How is the university centring its African identity through scholarship, teaching and learning practices, or activist initiatives?
|Afrocentric actions||H.1 Actions taken which adopt an Afrocentric lens, centre the African continent, or critically respond to UCT’s African identity within curriculum, pedagogy, research, through workshops, trainings or discussions, co- or extra-curricular activities, through supporting international students and challenging xenophobia within the learning environment.|
In parallel to benchmark D (Place and Space), this benchmark focuses on centring the African continent and employing and Afrocentric lens within UCT. Many departments reported achieving this benchmark, however it’s important to question the impact of these actions. For example, do actions critically engage with the complexity and vastness of the African continent? Do actions meaningfully unpack the dynamics of power and violence within the African continent as is apparent in patriarchal, homophobic and transphobic practices; undemocratic governance practices; or violence fuelled by socio-economic disparities? These are some of the questions that can assist in making sense of the actions taken under this benchmark.
Across UCT, many programmes and interventions have a specific focus on Africa and attempt to recentre content through the lens of Africa as an epistemic location. Entities reported the following actions:
Who contributed tothis benchmark?
Seven faculties and five non-academic departments contributed to this benchmark.

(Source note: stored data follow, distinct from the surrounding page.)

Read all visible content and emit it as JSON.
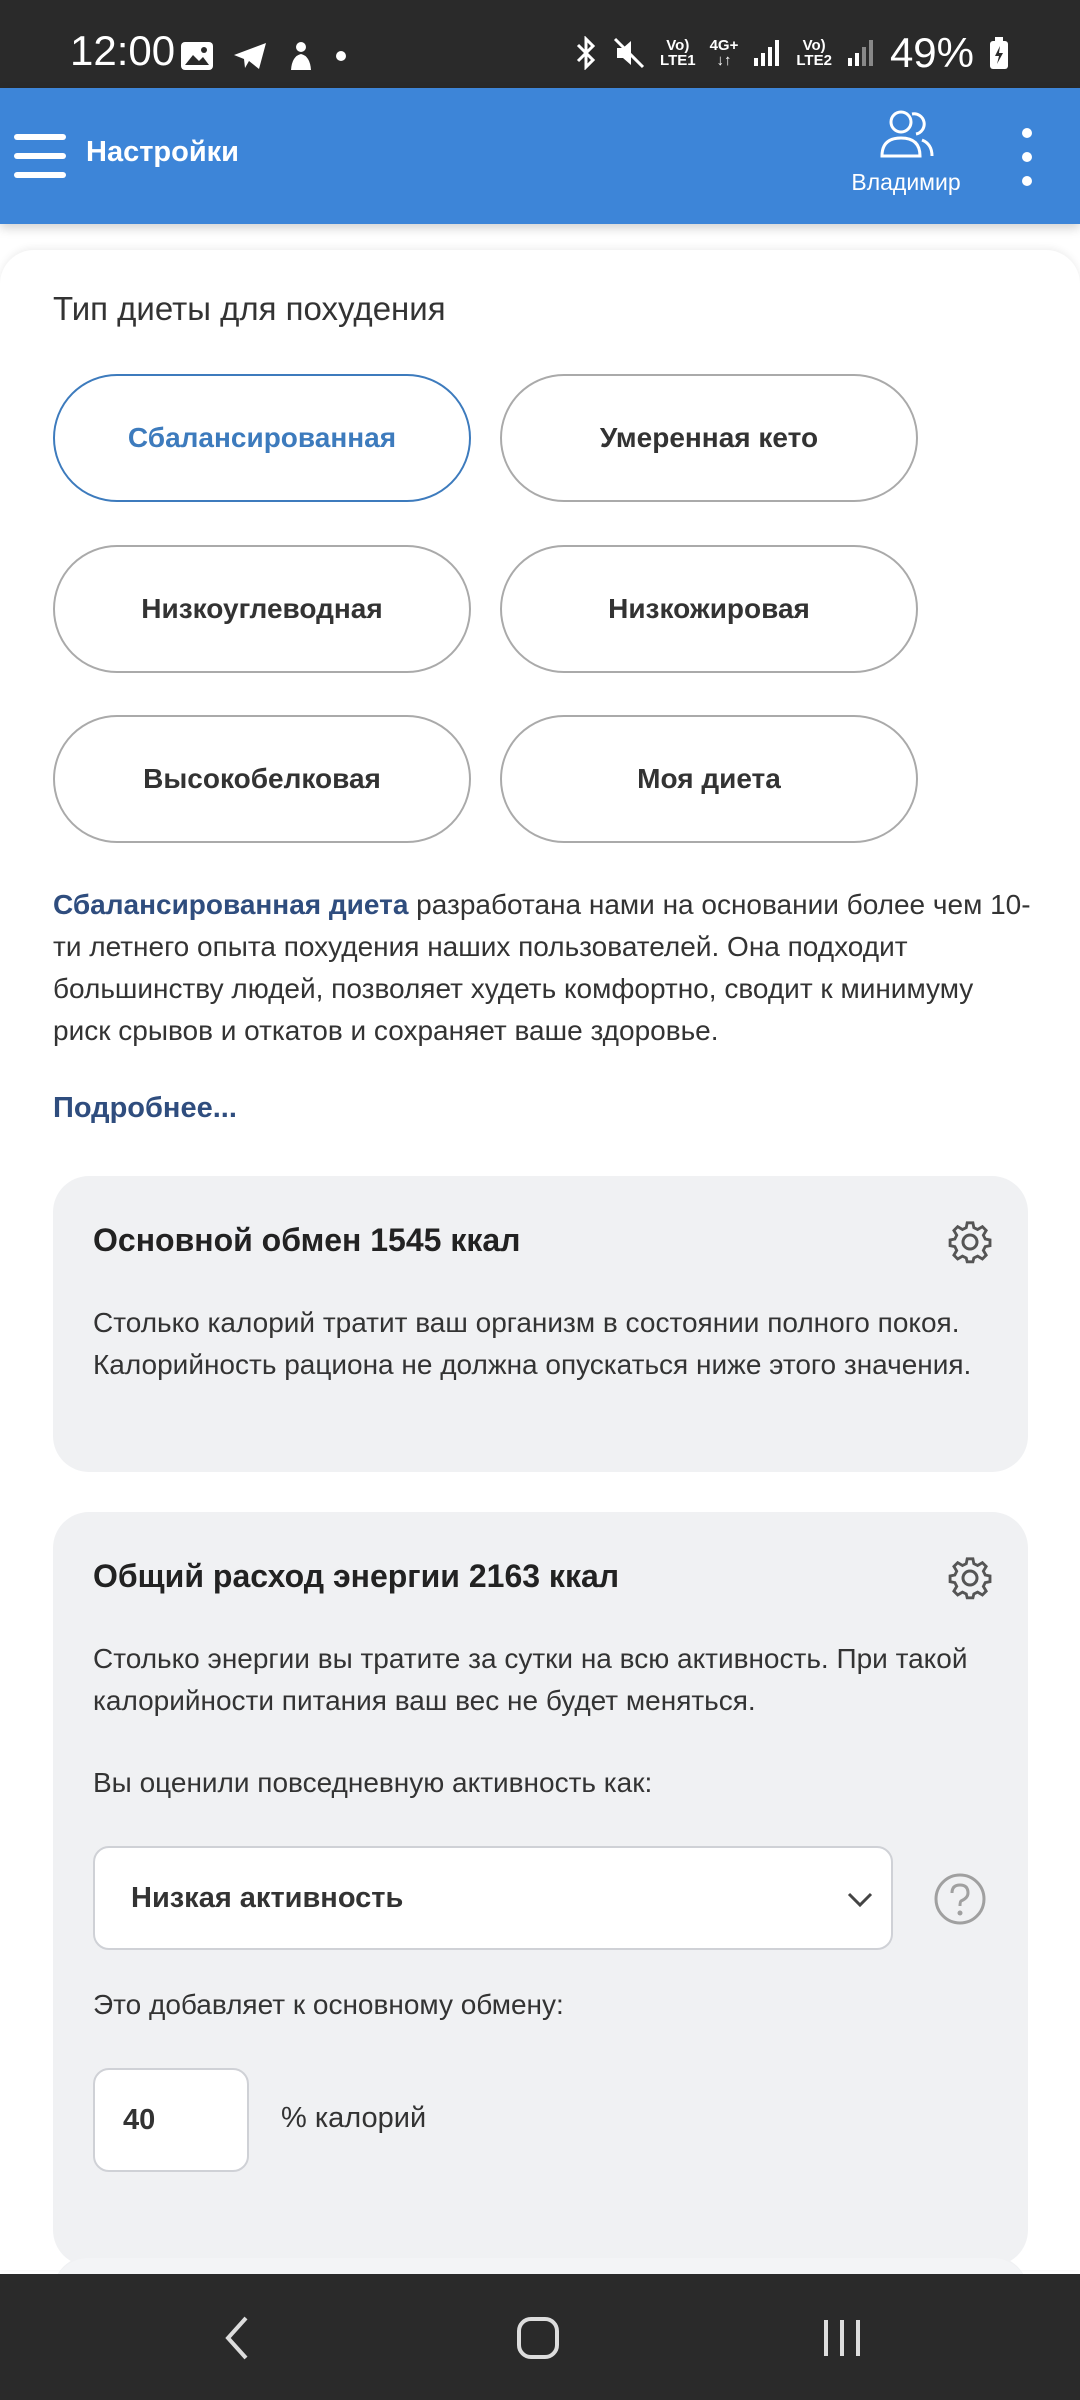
{
  "status_bar": {
    "time": "12:00",
    "battery": "49%",
    "sim1_top": "Vo)",
    "sim1_bottom": "LTE1",
    "network_top": "4G+",
    "sim2_top": "Vo)",
    "sim2_bottom": "LTE2",
    "icons": [
      "image-icon",
      "telegram-icon",
      "notification-icon",
      "dot-icon",
      "bluetooth-icon",
      "mute-icon",
      "signal-icon",
      "battery-icon"
    ]
  },
  "appbar": {
    "title": "Настройки",
    "user_name": "Владимир",
    "color": "#3d85d8"
  },
  "diet": {
    "section_title": "Тип диеты для похудения",
    "options": [
      {
        "label": "Сбалансированная",
        "selected": true
      },
      {
        "label": "Умеренная кето",
        "selected": false
      },
      {
        "label": "Низкоуглеводная",
        "selected": false
      },
      {
        "label": "Низкожировая",
        "selected": false
      },
      {
        "label": "Высокобелковая",
        "selected": false
      },
      {
        "label": "Моя диета",
        "selected": false
      }
    ],
    "description_highlight": "Сбалансированная диета",
    "description_rest": " разработана нами на основании более чем 10-ти летнего опыта похудения наших пользователей. Она подходит большинству людей, позволяет худеть комфортно, сводит к минимуму риск срывов и откатов и сохраняет ваше здоровье.",
    "more_link": "Подробнее..."
  },
  "bmr_card": {
    "title": "Основной обмен 1545 ккал",
    "text": "Столько калорий тратит ваш организм в состоянии полного покоя. Калорийность рациона не должна опускаться ниже этого значения."
  },
  "tdee_card": {
    "title": "Общий расход энергии 2163 ккал",
    "text": "Столько энергии вы тратите за сутки на всю активность. При такой калорийности питания ваш вес не будет меняться.",
    "activity_label": "Вы оценили повседневную активность как:",
    "activity_value": "Низкая активность",
    "adds_label": "Это добавляет к основному обмену:",
    "percent_value": "40",
    "percent_suffix": "% калорий"
  },
  "colors": {
    "accent": "#3d7bbd",
    "link": "#2f4d7e",
    "card_bg": "#f0f1f3",
    "status_bar": "#2a2a2a"
  }
}
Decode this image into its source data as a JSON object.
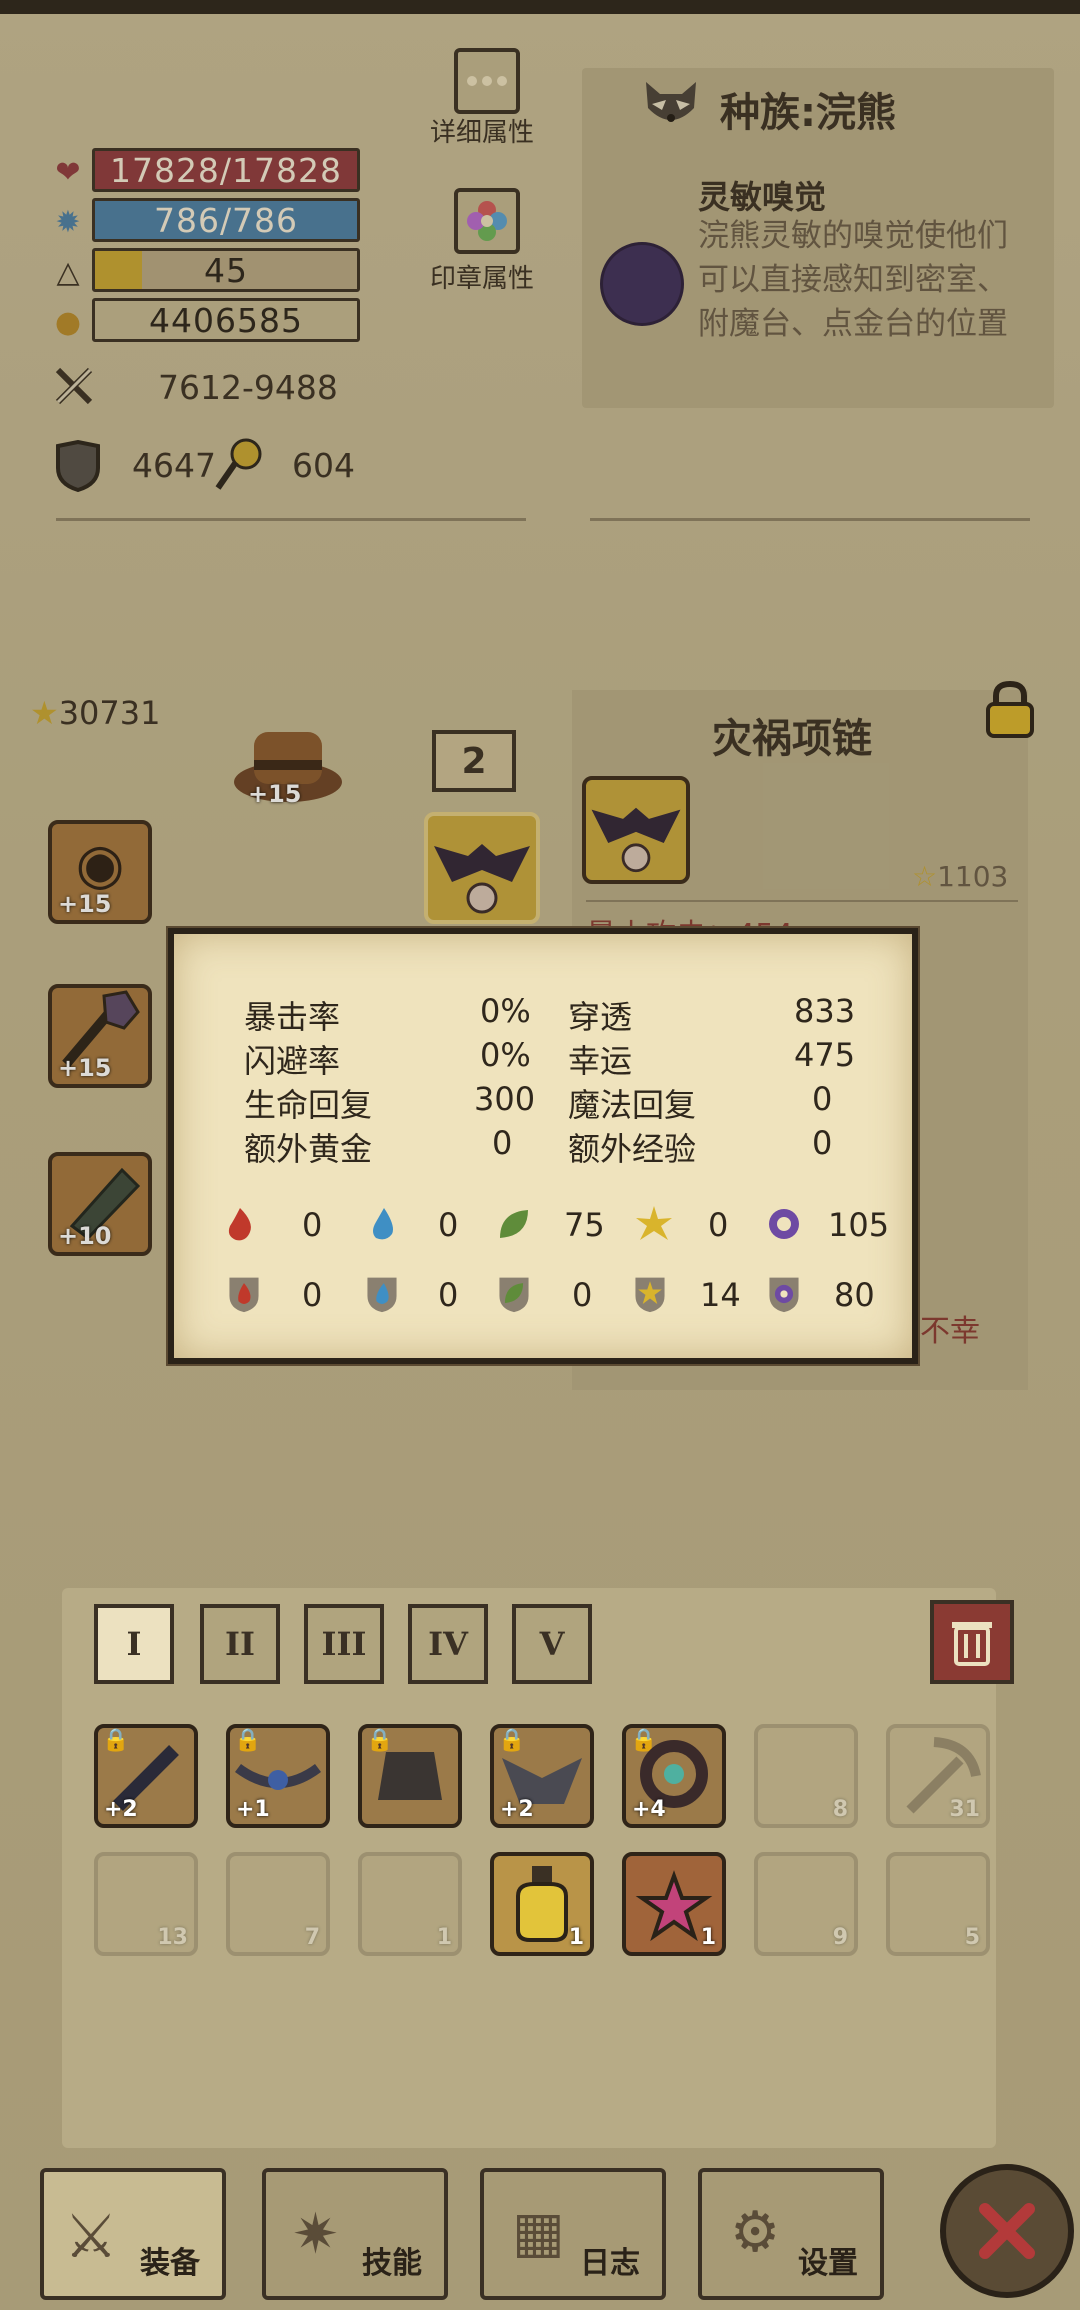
{
  "stats": {
    "hp": "17828/17828",
    "mp": "786/786",
    "level": "45",
    "gold": "4406585",
    "attack": "7612-9488",
    "defense": "4647",
    "magic_defense": "604",
    "level_progress": 0.18
  },
  "buttons": {
    "detail_attrs": "详细属性",
    "seal_attrs": "印章属性"
  },
  "race": {
    "title": "种族:浣熊",
    "skill_name": "灵敏嗅觉",
    "skill_desc": "浣熊灵敏的嗅觉使他们可以直接感知到密室、附魔台、点金台的位置"
  },
  "equipment": {
    "score": "30731",
    "badge": "2",
    "slots": [
      {
        "name": "hat",
        "plus": "+15"
      },
      {
        "name": "helm",
        "plus": "+15"
      },
      {
        "name": "weapon",
        "plus": "+15"
      },
      {
        "name": "gauntlet",
        "plus": "+10"
      }
    ]
  },
  "item_panel": {
    "title": "灾祸项链",
    "score": "1103",
    "attr_partial": "最小攻击：454",
    "bottom_text": "不幸"
  },
  "popup": {
    "stats": [
      {
        "label": "暴击率",
        "value": "0%"
      },
      {
        "label": "穿透",
        "value": "833"
      },
      {
        "label": "闪避率",
        "value": "0%"
      },
      {
        "label": "幸运",
        "value": "475"
      },
      {
        "label": "生命回复",
        "value": "300"
      },
      {
        "label": "魔法回复",
        "value": "0"
      },
      {
        "label": "额外黄金",
        "value": "0"
      },
      {
        "label": "额外经验",
        "value": "0"
      }
    ],
    "attack_elements": [
      "0",
      "0",
      "75",
      "0",
      "105"
    ],
    "defense_elements": [
      "0",
      "0",
      "0",
      "14",
      "80"
    ],
    "colors": {
      "fire": "#c0392b",
      "water": "#3f8fc4",
      "nature": "#5f8c3a",
      "light": "#d9b42c",
      "dark": "#6e4aa3"
    }
  },
  "inventory": {
    "tabs": [
      "I",
      "II",
      "III",
      "IV",
      "V"
    ],
    "row1": [
      {
        "label": "+2",
        "count": ""
      },
      {
        "label": "+1",
        "count": ""
      },
      {
        "label": "",
        "count": ""
      },
      {
        "label": "+2",
        "count": ""
      },
      {
        "label": "+4",
        "count": ""
      },
      {
        "label": "",
        "count": "8"
      },
      {
        "label": "",
        "count": "31"
      }
    ],
    "row2": [
      {
        "count": "13"
      },
      {
        "count": "7"
      },
      {
        "count": "1"
      },
      {
        "count": "1"
      },
      {
        "count": "1"
      },
      {
        "count": "9"
      },
      {
        "count": "5"
      }
    ]
  },
  "nav": {
    "equip": "装备",
    "skills": "技能",
    "log": "日志",
    "settings": "设置"
  }
}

How effective were the actions?
This benchmark aims to capture how the university is centring its African identity through scholarship, teaching and learning practices, and activist initiatives. In 2021, UCT achieved this benchmark through prioritising Afrocentrism in research, supporting African students and hosting cultural activities to mark Africa Day and other important celebrations. While some of these actions (such as the focus on research) are likely to critically engage the African continent and African epistemic practices, others – such as marking Africa Day – are unlikely to have the same level of critical impact. In addition, while UCT does support a small number of students from other African countries to study at UCT, this doesn’t take away from the grossly xenophobic context, in the form of regressive legal practices towards foreign nations and xenophobic social and behavioural norms.
Efforts that seek to centre UCT’s African identity need to do so in a critical manner. In order to better meet this benchmark, UCT’s own positionality needs to be acknowledged, so that its efforts to centre its African identity disturb rather than accept systems of power on the African continent.
An example of a good practice
The Institute for Humanities in Africa (HUMA) African Epistemologies Advanced Seminar Series: The African Epistemologies Advanced Seminar Series aimed to showcase African knowledge systems and traditions, especially those not granted adequate visibility or centrality in hegemonic academic curricula. African and Africanist philosophers are prominently featured, but overall, the series encompassed an interdisciplinary orientation. Apart from the central themes of African philosophy, the series also invited speakers to reflect on the questions of African feminisms, pan-Africanism, race, interculturality and the conundrums of protohistory.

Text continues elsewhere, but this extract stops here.